Multi-sensory Electronics-integrated Robotic Limb for Intelligent manipulation (MERLIN)

Dexterous Manipulation Sensor Integration Collaborative Robotics Data Collection

Co-initiating a collaboration between URIL and RoMeLa to develop a high-quality dexterous-hand data-collection system with joint sensors, cameras, and tactile sensing.

Key Contributions:

  • Co-initiated MERLIN as a collaboration between URIL and RoMeLa (Robotics Mechanism Laboratory)
  • Co-designed a high-quality dexterous-hand data-collection glove with joint sensors, cameras, and tactile sensing
  • Integrated and extended Python APIs on ROHand platform to replay and visualize data from the prototype glove
  • Collecting dexterous hand demonstrations with MERLIN and DexUMI and training imitation policies to compare performance across data-collection modalities

Project Goals:

  • Create comprehensive dataset of dexterous manipulation tasks
  • Compare performance of different data-collection modalities (MERLIN vs DexUMI)
  • Develop robust imitation learning policies for complex manipulation tasks

UCLA Security and Privacy Lab

Directed by Prof. Yuan Tian Focusing on developing secure intelligent systems and investigating vulnerabilities in AI/ML systems, particularly in the context of adversarial attacks and LLM security.

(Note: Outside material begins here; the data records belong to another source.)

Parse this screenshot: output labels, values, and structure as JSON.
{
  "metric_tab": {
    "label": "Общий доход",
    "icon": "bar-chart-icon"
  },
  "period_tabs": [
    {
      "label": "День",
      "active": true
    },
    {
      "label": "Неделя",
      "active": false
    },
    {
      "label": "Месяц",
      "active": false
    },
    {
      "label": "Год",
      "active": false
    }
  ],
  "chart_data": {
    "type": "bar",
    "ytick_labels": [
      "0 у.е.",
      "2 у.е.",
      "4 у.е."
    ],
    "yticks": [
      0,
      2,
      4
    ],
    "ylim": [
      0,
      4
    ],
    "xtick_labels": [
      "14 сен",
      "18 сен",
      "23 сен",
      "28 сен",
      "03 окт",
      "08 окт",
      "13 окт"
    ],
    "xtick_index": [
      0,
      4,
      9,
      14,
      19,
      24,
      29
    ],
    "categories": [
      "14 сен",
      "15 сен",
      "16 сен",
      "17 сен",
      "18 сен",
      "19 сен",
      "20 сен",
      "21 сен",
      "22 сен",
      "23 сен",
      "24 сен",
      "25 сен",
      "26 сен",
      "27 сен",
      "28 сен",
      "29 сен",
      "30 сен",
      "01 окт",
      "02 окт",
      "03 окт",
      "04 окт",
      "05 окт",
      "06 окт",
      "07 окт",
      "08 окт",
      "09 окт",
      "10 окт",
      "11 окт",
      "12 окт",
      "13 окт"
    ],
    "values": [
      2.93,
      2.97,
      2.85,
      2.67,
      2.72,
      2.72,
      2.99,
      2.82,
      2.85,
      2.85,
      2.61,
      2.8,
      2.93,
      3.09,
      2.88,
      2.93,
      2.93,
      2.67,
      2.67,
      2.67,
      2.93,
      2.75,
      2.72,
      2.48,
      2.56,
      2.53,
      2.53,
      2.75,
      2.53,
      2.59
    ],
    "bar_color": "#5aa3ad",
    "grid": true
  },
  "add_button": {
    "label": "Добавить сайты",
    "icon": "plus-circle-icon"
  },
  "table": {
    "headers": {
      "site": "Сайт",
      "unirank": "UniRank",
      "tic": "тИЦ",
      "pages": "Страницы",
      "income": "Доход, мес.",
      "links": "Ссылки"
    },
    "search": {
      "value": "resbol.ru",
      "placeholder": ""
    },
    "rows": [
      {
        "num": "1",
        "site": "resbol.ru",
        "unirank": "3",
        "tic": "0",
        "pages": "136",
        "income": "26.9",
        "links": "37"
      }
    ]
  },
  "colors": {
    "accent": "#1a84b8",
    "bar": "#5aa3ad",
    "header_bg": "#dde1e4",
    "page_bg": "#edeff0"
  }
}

Adversarial Attack and Defense on Images

Adversarial ML Computer Vision Security Defense Mechanisms

Investigating adversarial attacks on image classification and text-to-image generation models, and developing defense mechanisms to protect against malicious manipulations.

Key Contributions:

  • Tested gradient matching & ascent algorithms to introduce unwanted results for image classification models
  • Researched the effects of Encoder and Diffusion Attack on text-to-image generation models
  • Trained a protection model adding 1.6% perturbation to an image and prevented malicious generation on the targeted image

Research Focus:

  • Attack Methods: Gradient-based attacks on classification models, encoder/diffusion attacks on generative models
  • Defense Strategies: Adversarial training, input perturbation for protection
  • Impact: Preventing malicious content generation in text-to-image systems

Security Flaws in Translation: A Study of Prompt Injection in LLM Translators

LLM Security Prompt Injection Vulnerability Analysis Defense Mechanisms

Conducting security evaluation of prompt injection vulnerabilities in LLM-based translation systems and developing detection/defense mechanisms.

Key Contributions:

  • Conducted a security evaluation of prompt injection vulnerabilities in RedNote's LLM-based translation mode
  • Engineered automated data collection scrapers to gather injection prompts from comments on test posts
  • Developed a Gemini-based analysis pipeline utilizing 3/4 of manual data for few-shot prompt analysis
  • Investigated detection and defense mechanisms by performing attention analysis on malicious prompts

Methodology:

  • Data Collection: Automated scraping of injection prompts from social media/test platforms
  • Analysis Pipeline: Gemini-based system for few-shot prompt analysis and classification
  • Defense Research: Attention analysis to understand and mitigate prompt injection attacks

Publications

2023

A robust and novel semantic segmentation deep neural network for robotic surgery vision with a single RGB camera

Shi, Y.

In Third International Conference on Artificial Intelligence and Computer Engineering (ICAICE 2022) (Vol. 12610, pp. 73-77). SPIE.